Qui donne son titre au tableau (l’artiste, le collectionneur, le marchand, etc.) et dans quel contexte, quelle stratégie de dénomination motive ce choix, quand cette pratique s’est-elle généralisée, que montre, mais aussi que cache le titre, quels sont les codes qui le régissent ? Telles sont, entre autres, les questions auxquelles le livre apporte réponses et éléments de réflexion autour d’une triple articulation : « Genèse et métamorphose du titre », « Stratégies de dénomination » et « Intitulation et processus créatif ».

Naturellement, la problématique se complexifie avec l’art moderne et contemporain, où les titres perdent progressivement leur valeur cognitive pour tendre vers une neutralité purement référentielle, l’absence de séduction, voire la négation de toute dénomination, donc la recherche d’une autonomisation extrême ; tel est le cas des toiles abstraites portant la mention générique « Composition », voire « Sans titre ».

Parmi les chapitres de cet essai, tous fort intéressants et offrant des axes d’approche pluridisciplinaires, on trouvera notamment une étude de l’intitulation chez Gustave Courbet, sous la plume de Ségolène Le Men, déjà auteure d’une somme consacrée au Maître-peintre d’Ornans. On pense, bien sûr, à l’emblématique toile L’Origine du monde, dont il n’est pas prouvé que le peintre la nomma ainsi, puisque, dans une liste qu’il dressa de ses nus, son ami Castagnary appela Le Vase une œuvre inconnue qui pourrait se confondre avec L’Origine (« le vase » désignant, en ancien français, le sexe féminin) ; quant à Ferenc Hatvany, qui la posséda de 1913 à 1954, il l’appelait de façon récurrente La Création du monde, proposant ainsi une variante d’interprétation non négligeable.

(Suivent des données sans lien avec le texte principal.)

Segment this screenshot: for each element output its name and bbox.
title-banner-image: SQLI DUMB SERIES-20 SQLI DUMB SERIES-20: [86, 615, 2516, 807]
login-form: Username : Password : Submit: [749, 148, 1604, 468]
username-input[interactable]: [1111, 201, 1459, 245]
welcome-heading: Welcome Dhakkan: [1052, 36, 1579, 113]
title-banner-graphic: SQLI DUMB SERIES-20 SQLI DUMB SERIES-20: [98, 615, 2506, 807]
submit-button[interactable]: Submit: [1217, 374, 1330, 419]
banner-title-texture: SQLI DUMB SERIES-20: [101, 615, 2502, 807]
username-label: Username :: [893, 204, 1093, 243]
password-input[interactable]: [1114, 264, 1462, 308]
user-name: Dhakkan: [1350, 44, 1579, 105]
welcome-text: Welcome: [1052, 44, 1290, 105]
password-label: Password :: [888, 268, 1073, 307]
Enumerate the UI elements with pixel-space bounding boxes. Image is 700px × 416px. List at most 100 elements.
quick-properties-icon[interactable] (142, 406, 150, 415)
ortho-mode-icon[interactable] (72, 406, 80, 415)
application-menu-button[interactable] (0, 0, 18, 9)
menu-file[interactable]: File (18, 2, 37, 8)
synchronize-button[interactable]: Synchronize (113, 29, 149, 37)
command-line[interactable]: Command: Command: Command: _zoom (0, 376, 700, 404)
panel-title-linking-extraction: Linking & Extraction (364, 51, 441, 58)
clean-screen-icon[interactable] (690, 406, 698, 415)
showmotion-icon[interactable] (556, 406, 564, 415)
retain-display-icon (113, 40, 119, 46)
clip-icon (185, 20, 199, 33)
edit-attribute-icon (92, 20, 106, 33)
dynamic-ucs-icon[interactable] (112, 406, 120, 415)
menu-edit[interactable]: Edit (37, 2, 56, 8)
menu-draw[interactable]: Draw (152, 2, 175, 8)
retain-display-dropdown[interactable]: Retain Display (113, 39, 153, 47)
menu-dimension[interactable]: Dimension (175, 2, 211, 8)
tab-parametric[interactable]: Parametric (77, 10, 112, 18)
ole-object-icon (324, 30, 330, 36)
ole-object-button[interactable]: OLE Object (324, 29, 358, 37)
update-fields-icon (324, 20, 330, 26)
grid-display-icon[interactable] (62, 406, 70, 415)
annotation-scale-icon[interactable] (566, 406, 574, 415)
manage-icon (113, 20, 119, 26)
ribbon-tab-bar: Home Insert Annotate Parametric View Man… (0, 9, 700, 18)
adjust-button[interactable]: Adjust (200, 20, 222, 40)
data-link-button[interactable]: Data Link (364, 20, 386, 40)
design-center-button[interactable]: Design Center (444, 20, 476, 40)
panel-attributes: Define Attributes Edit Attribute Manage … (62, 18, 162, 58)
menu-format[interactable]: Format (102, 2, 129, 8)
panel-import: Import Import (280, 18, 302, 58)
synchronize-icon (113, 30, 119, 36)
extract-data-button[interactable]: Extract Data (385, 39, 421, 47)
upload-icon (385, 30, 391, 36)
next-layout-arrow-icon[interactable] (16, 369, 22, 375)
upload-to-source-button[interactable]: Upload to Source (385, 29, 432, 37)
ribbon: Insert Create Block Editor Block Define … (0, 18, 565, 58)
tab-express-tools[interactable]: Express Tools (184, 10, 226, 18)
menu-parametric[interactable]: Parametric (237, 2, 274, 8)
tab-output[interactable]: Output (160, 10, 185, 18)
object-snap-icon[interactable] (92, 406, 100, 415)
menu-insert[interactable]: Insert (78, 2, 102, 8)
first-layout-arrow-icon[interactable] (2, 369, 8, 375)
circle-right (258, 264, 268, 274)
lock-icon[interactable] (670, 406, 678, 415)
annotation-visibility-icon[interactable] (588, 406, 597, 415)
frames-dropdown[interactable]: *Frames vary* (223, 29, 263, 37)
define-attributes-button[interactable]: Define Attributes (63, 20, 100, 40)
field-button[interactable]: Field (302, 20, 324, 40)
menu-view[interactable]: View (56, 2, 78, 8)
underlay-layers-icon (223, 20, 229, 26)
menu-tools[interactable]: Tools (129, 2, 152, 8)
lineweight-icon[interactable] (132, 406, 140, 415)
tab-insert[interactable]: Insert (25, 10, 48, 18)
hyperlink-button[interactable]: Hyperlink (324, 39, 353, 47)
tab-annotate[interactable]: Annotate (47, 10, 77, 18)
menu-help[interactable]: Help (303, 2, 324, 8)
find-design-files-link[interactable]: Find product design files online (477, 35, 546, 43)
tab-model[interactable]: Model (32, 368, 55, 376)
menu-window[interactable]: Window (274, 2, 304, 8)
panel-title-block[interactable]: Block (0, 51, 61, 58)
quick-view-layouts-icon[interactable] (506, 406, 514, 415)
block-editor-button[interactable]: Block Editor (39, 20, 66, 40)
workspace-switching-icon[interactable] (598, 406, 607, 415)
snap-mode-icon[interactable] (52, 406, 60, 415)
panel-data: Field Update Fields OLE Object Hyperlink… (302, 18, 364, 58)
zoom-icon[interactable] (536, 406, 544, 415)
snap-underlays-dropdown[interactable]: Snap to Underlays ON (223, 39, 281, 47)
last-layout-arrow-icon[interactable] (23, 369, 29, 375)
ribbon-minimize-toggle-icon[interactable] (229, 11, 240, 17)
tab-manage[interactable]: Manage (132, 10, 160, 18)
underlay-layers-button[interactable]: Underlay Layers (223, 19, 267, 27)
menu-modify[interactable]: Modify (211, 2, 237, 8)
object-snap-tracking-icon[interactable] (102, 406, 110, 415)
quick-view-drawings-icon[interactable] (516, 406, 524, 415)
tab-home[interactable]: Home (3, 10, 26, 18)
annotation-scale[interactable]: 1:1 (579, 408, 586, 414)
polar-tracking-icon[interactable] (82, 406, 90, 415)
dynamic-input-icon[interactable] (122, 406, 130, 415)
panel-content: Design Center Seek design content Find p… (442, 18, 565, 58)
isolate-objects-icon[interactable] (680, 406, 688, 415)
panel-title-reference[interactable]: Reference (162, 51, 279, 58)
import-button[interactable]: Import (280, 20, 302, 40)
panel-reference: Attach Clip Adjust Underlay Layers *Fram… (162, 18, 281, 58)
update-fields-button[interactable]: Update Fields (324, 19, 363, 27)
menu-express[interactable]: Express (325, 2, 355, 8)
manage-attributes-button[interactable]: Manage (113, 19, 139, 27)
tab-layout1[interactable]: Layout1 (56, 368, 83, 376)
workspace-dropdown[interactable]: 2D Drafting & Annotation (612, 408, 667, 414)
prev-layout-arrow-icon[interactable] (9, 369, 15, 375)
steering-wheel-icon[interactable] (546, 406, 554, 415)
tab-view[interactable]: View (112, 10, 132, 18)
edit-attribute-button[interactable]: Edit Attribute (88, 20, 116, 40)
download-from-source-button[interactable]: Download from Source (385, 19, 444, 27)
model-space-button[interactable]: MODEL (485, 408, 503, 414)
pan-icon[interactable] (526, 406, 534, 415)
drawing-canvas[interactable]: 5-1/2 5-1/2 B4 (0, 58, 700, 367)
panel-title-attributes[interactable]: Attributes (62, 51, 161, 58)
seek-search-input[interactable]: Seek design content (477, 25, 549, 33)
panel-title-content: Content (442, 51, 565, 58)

Une autre toile aurait pu figurer dans cette section car son changement de titre prouve combien il est possible d’orienter (voire de tromper) le regard du spectateur en modifiant ses clés de lecture par le choix d’un simple intitulé. Cette œuvre des années 1850, conservée au Smith College Museum of Art de Northampton, fut en effet vendue en juillet 1919 en tant que La Toilette de la mariée, attribution des experts, sans doute désireux de rendre le sujet plus attractif. La notice du lot en rend d’ailleurs compte : « Dans la salle où règne une lumière tamisée, des femmes sont affairées après la toilette, la lingerie, tout ce qui justifie ce mouvement, cette fièvre d’activité. » Or, ce tableau, qui avait appartenu à Juliette Courbet, était répertorié dans sa collection sous le titre La toilette de la morte qu’il porte de nouveau aujourd’hui. Rien n’est plus singulier que cette substitution de termes, dans une recherche évidente de séduction, mais une opposition tout aussi évidente aux intentions du peintre dans la construction de son tableau.

La Fabrique du titre aborde la problématique de l’intitulation chez plusieurs artistes, dont Gauguin (Marianne Jakobi), Manet (Eric Darragon), Rodin (Antoinette Le Normand-Romain), André Masson (Richard Leeman), Louise Bourgeois (Emilie Bouvard), Miro (Fabrice Flahutez) ou Pierre Alechinsky (Serge Bourjea). Doté d’un bel appareil critique, cet essai fera date, tant par la diversité des approches qu’il propose que par la qualité de son contenu.

Illustrations : Jean-Baptiste Clésinger, La Femme piquée par un serpent (photo © Rim Savatier) – Gustave Courbet, La Toilette de la morte, photo D.R.